All possible plots by major authors (2020)

Overall reaction to the piece

  • Many commenters found the “all possible plots” concept very funny, pithy, and surprisingly accurate.
  • Some called out specific entries as making them laugh out loud or wheeze, appreciating the concise skewering of genres and literary reputations.
  • Others noted that the pieces read like decent flash fiction rather than pure criticism.

Debates about how fair the caricatures are

  • Several people argued certain authors were misrepresented or oversimplified (e.g., one whose books are seen as relentlessly bleak was defended as more complex or even enjoyable).
  • Some felt the portrayals of humorists and “light” writers were too narrow, ignoring large parts of their oeuvre.
  • The treatment of one blockbuster thriller writer drew extended joking, but also some genuine enjoyment of their books “as dumb fun.”

AI-generated additions and their limits

  • One commenter tried having an AI generate similar plot summaries; a few were entertaining, but most were described as too on‑the‑nose and glib.
  • They remarked that statistical text generation tends to rush to the punchline and struggles with subtle, zoomed‑out satire.
  • Others appreciated that the AI use was clearly labeled and that its weaknesses were openly discussed.

Meta‑commentary on Hacker News and online discourse

  • Multiple subthreads parodied “every possible HN comment,” including: shallow expertise, ideological tangents, licensing nitpicks, “I didn’t read the article, but…”, and obligatory Rust mentions.
  • People linked to an old site that mocked HN posts, expressing nostalgia and doubting AI could fully match its withering personal tone.

Related resources and similar satire

  • Commenters shared links to “all possible plots” style systems, including combinatorial plot generators, trope tables, and ultra‑short “book in a minute” summaries.

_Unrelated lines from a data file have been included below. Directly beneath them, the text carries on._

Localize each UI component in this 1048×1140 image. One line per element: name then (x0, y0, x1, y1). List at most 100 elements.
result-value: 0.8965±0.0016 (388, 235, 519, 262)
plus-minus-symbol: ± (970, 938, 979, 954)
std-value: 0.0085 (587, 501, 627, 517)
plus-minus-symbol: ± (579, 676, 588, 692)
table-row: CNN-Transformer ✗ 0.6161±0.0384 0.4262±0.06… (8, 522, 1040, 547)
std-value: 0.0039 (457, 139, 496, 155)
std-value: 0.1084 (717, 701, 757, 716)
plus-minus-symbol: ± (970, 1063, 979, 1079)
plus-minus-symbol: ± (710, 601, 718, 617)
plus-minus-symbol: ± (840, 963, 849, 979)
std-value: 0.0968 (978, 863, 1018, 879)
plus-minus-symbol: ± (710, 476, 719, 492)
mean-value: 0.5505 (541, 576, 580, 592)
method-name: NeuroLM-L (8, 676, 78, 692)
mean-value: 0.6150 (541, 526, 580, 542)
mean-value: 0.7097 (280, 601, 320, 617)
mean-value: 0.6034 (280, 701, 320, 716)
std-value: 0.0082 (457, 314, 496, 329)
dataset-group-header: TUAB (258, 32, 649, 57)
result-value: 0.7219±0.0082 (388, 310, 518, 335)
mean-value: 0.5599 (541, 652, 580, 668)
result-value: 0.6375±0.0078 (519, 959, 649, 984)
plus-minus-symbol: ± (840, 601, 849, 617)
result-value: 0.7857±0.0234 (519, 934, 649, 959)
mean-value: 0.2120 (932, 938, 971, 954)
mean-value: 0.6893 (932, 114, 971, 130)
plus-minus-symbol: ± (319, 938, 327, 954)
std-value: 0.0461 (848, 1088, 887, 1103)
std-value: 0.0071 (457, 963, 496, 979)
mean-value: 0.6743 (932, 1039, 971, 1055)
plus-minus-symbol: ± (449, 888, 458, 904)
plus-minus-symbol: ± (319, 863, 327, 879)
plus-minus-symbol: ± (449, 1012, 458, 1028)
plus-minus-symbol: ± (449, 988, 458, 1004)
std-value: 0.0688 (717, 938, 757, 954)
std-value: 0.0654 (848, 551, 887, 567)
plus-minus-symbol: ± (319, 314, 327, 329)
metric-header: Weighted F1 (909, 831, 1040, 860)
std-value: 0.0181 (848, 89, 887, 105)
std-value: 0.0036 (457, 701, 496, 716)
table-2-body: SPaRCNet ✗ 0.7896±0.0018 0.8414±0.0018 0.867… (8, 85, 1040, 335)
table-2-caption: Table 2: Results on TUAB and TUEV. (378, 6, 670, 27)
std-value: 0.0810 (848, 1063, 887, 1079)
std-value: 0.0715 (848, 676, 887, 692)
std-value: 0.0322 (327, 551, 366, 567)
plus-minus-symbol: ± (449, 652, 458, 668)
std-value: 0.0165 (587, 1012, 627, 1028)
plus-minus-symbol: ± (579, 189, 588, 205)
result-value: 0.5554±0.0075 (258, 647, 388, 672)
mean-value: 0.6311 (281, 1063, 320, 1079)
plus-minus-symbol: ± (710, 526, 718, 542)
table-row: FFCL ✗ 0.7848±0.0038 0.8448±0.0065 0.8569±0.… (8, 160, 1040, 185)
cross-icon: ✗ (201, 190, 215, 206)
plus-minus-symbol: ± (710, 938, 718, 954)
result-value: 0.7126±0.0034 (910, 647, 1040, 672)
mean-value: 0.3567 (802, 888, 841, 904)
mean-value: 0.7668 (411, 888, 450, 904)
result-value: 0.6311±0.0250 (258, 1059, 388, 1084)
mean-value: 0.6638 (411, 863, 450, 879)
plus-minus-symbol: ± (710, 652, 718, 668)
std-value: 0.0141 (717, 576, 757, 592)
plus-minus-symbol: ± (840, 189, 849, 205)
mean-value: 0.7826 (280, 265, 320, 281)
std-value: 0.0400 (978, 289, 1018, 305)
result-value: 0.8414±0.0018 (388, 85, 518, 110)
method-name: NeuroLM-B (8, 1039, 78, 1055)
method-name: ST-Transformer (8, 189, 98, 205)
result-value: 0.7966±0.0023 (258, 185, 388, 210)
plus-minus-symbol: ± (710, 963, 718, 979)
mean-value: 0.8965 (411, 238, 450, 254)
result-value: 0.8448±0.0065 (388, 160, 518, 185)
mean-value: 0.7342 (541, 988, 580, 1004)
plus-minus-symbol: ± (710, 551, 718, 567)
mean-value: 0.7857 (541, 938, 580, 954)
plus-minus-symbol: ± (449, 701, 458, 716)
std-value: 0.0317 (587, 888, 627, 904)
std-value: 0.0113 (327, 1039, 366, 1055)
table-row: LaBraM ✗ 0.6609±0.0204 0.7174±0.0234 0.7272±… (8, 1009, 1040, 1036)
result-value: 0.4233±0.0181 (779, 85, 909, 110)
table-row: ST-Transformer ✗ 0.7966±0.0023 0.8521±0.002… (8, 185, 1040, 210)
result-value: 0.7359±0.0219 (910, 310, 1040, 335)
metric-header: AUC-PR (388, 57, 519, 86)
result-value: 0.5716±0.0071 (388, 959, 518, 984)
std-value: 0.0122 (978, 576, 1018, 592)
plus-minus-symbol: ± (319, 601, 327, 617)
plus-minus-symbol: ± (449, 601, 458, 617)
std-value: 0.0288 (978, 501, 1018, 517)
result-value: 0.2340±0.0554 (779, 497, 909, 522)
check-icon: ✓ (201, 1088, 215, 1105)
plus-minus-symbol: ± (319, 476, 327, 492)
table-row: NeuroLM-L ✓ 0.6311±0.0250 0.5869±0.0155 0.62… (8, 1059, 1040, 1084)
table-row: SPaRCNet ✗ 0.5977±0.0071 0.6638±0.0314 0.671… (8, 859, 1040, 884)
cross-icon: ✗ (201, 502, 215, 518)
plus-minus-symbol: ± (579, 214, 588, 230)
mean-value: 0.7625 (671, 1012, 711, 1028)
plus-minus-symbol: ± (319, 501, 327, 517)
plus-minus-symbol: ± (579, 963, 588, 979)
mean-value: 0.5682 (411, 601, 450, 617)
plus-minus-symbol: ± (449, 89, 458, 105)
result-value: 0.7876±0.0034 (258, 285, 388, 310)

Reading habits and the canon

  • Some reflected on how few of the parodied authors they had actually read, and whether that “matters.”
  • One thread debated the value of a shared canon of ~50–100 books versus diverse, individualized reading paths.

Spin‑offs beyond literature

  • A popular subthread translated the “all possible plots” idea into “all possible codebases by major programmers,” with jokes about quick hacks becoming world‑dominating standards.